Il Kashmir è una delle regioni più militarizzate al mondo: soldati, caserme e posti di blocco sono ovunque, nelle vie del mercato e in montagna: ufficialmente l’India dice di avere lì 200mila soldati, ma stime indipendenti ritengono che possano essere 700mila (su un esercito totale di 1,2 milioni di soldati). Srinagar e alcune località vicine sono però anche importanti destinazioni turistiche. Laghi, vette, paesaggi di montagna e clima più fresco attirano migliaia di turisti, perlopiù indiani. Da due mesi, però, non arriva quasi nessuno. L’attentato del 22 aprile a Pahalgam (26 morti, quasi tutti turisti) e i successivi scontri militari con il Pakistan hanno fatto scappare tutti: è come se Rimini e la riviera romagnola ad agosto fossero vuote.

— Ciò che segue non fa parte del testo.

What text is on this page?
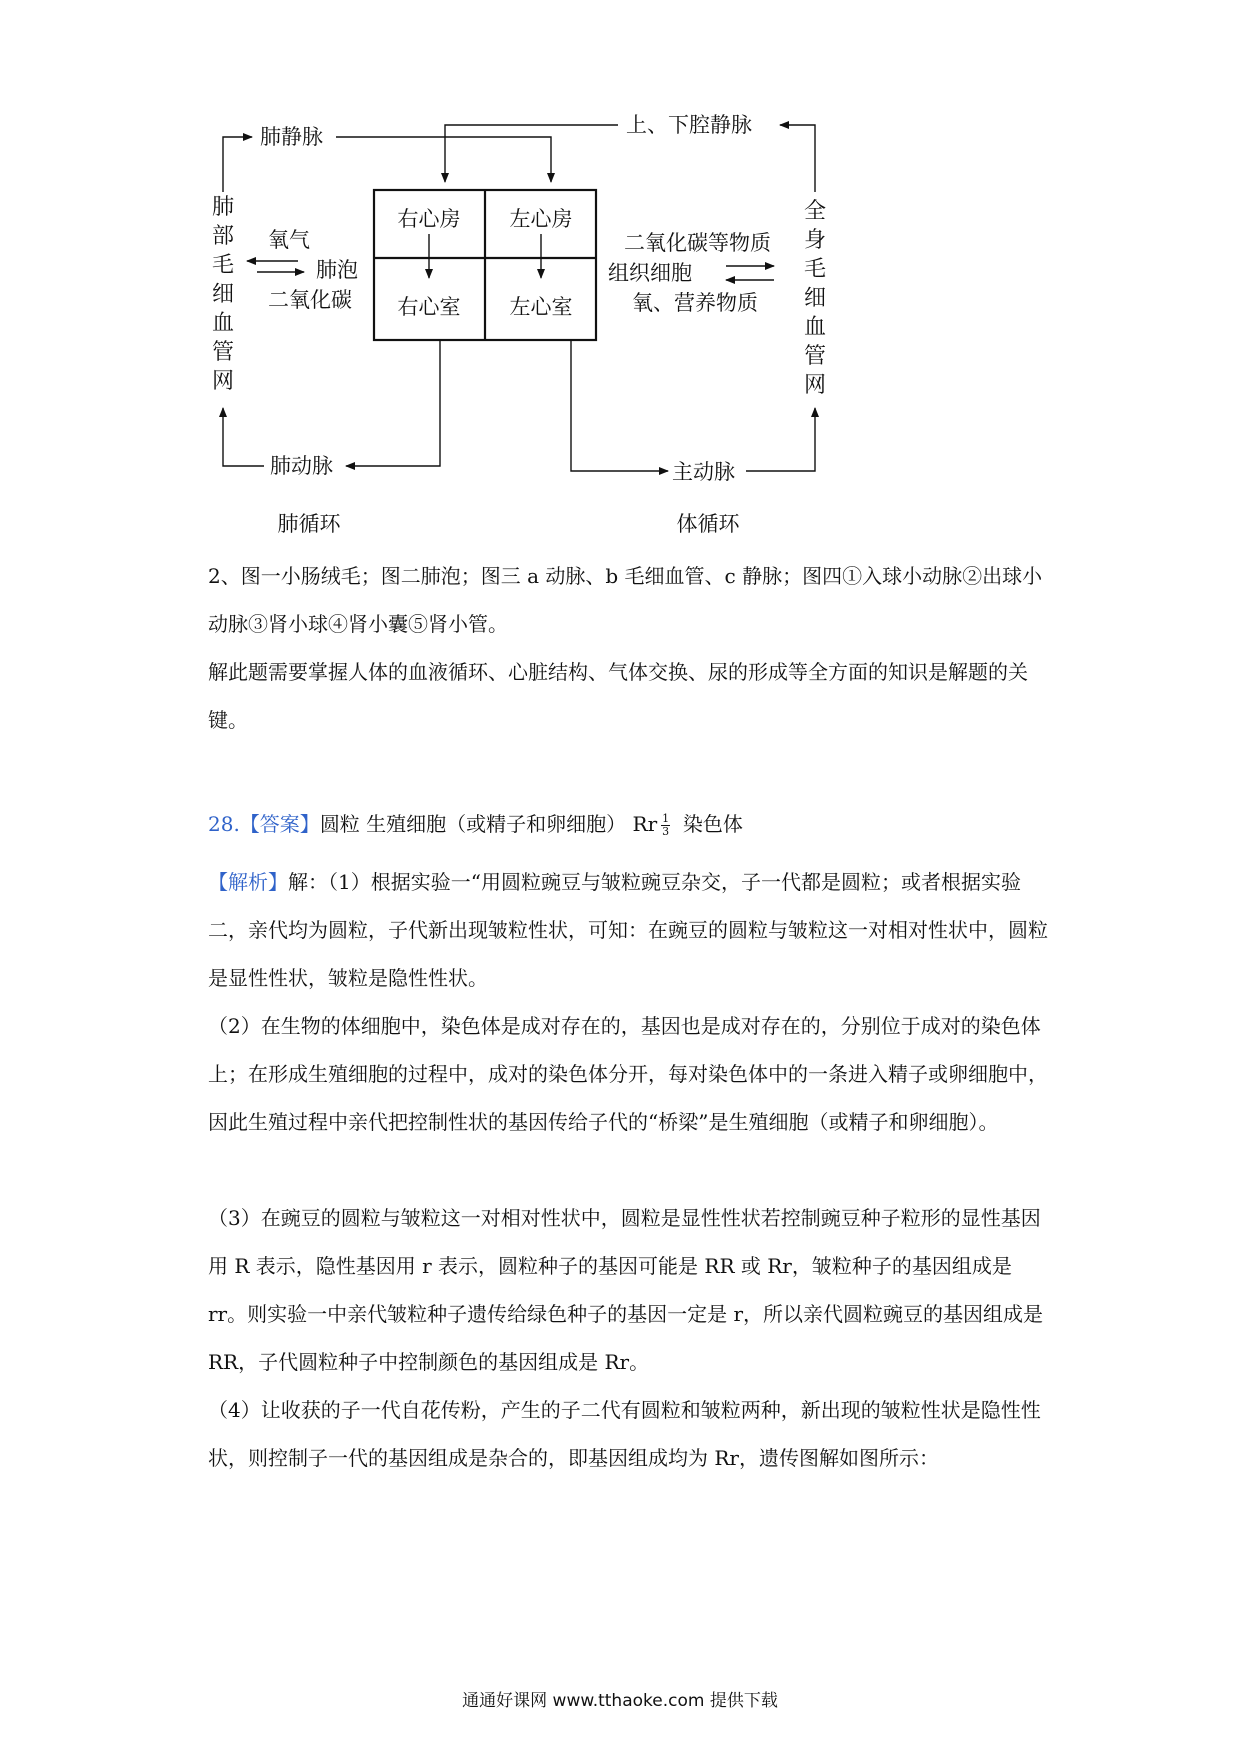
右心房 左心房
右心室 左心室
肺静脉	上、下腔静脉
肺
部
毛
细
血
管
网
全
身
毛
细
血
管
网
氧气
肺泡
二氧化碳
二氧化碳等物质
组织细胞
氧、营养物质
肺动脉	主动脉
肺循环	体循环

2、图一小肠绒毛；图二肺泡；图三 a 动脉、b 毛细血管、c 静脉；图四①入球小动脉②出球小动脉③肾小球④肾小囊⑤肾小管。

解此题需要掌握人体的血液循环、心脏结构、气体交换、尿的形成等全方面的知识是解题的关键。

28.【答案】圆粒 生殖细胞（或精子和卵细胞） Rr $\frac{1}{3}$ 染色体

【解析】解：（1）根据实验一“用圆粒豌豆与皱粒豌豆杂交，子一代都是圆粒；或者根据实验二，亲代均为圆粒，子代新出现皱粒性状，可知：在豌豆的圆粒与皱粒这一对相对性状中，圆粒是显性性状，皱粒是隐性性状。

（2）在生物的体细胞中，染色体是成对存在的，基因也是成对存在的，分别位于成对的染色体上；在形成生殖细胞的过程中，成对的染色体分开，每对染色体中的一条进入精子或卵细胞中，因此生殖过程中亲代把控制性状的基因传给子代的“桥梁”是生殖细胞（或精子和卵细胞）。

（3）在豌豆的圆粒与皱粒这一对相对性状中，圆粒是显性性状若控制豌豆种子粒形的显性基因用 R 表示，隐性基因用 r 表示，圆粒种子的基因可能是 RR 或 Rr，皱粒种子的基因组成是 rr。则实验一中亲代皱粒种子遗传给绿色种子的基因一定是 r，所以亲代圆粒豌豆的基因组成是 RR，子代圆粒种子中控制颜色的基因组成是 Rr。

（4）让收获的子一代自花传粉，产生的子二代有圆粒和皱粒两种，新出现的皱粒性状是隐性性状，则控制子一代的基因组成是杂合的，即基因组成均为 Rr，遗传图解如图所示：

通通好课网 www.tthaoke.com 提供下载
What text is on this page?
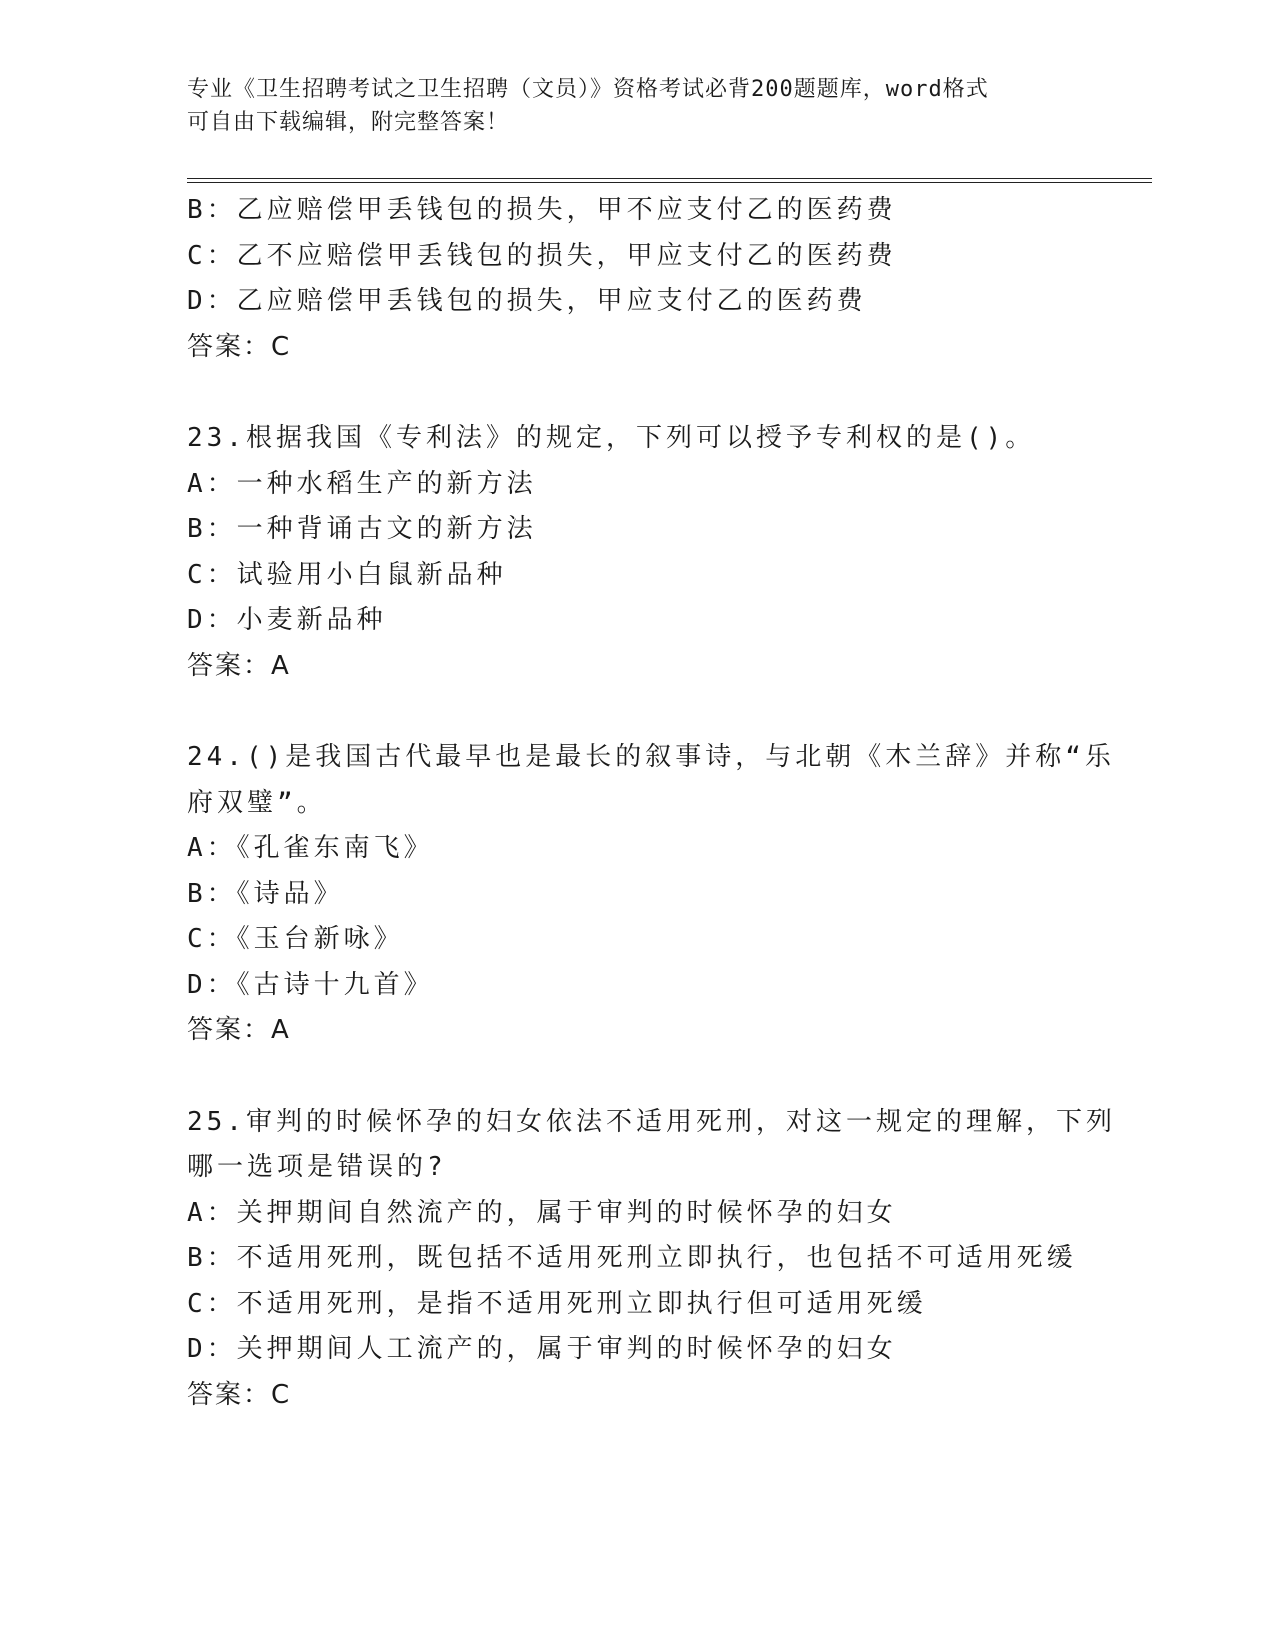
专业《卫生招聘考试之卫生招聘（文员）》资格考试必背200题题库，word格式
可自由下载编辑，附完整答案！
B：乙应赔偿甲丢钱包的损失，甲不应支付乙的医药费
C：乙不应赔偿甲丢钱包的损失，甲应支付乙的医药费
D：乙应赔偿甲丢钱包的损失，甲应支付乙的医药费
答案：C
23.根据我国《专利法》的规定，下列可以授予专利权的是()。
A：一种水稻生产的新方法
B：一种背诵古文的新方法
C：试验用小白鼠新品种
D：小麦新品种
答案：A
24.()是我国古代最早也是最长的叙事诗，与北朝《木兰辞》并称“乐
府双璧”。
A：《孔雀东南飞》
B：《诗品》
C：《玉台新咏》
D：《古诗十九首》
答案：A
25.审判的时候怀孕的妇女依法不适用死刑，对这一规定的理解，下列
哪一选项是错误的?
A：关押期间自然流产的，属于审判的时候怀孕的妇女
B：不适用死刑，既包括不适用死刑立即执行，也包括不可适用死缓
C：不适用死刑，是指不适用死刑立即执行但可适用死缓
D：关押期间人工流产的，属于审判的时候怀孕的妇女
答案：C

Il crollo del turismo ha messo in crisi l’economia locale e decine di migliaia di persone che ci lavorano, ma anche parte della narrazione del governo del primo ministro nazionalista Narendra Modi, che proprio attraverso il turismo sta cercando di “normalizzare” il Kashmir e di assorbirlo nel suo progetto di uno stato sempre più induista.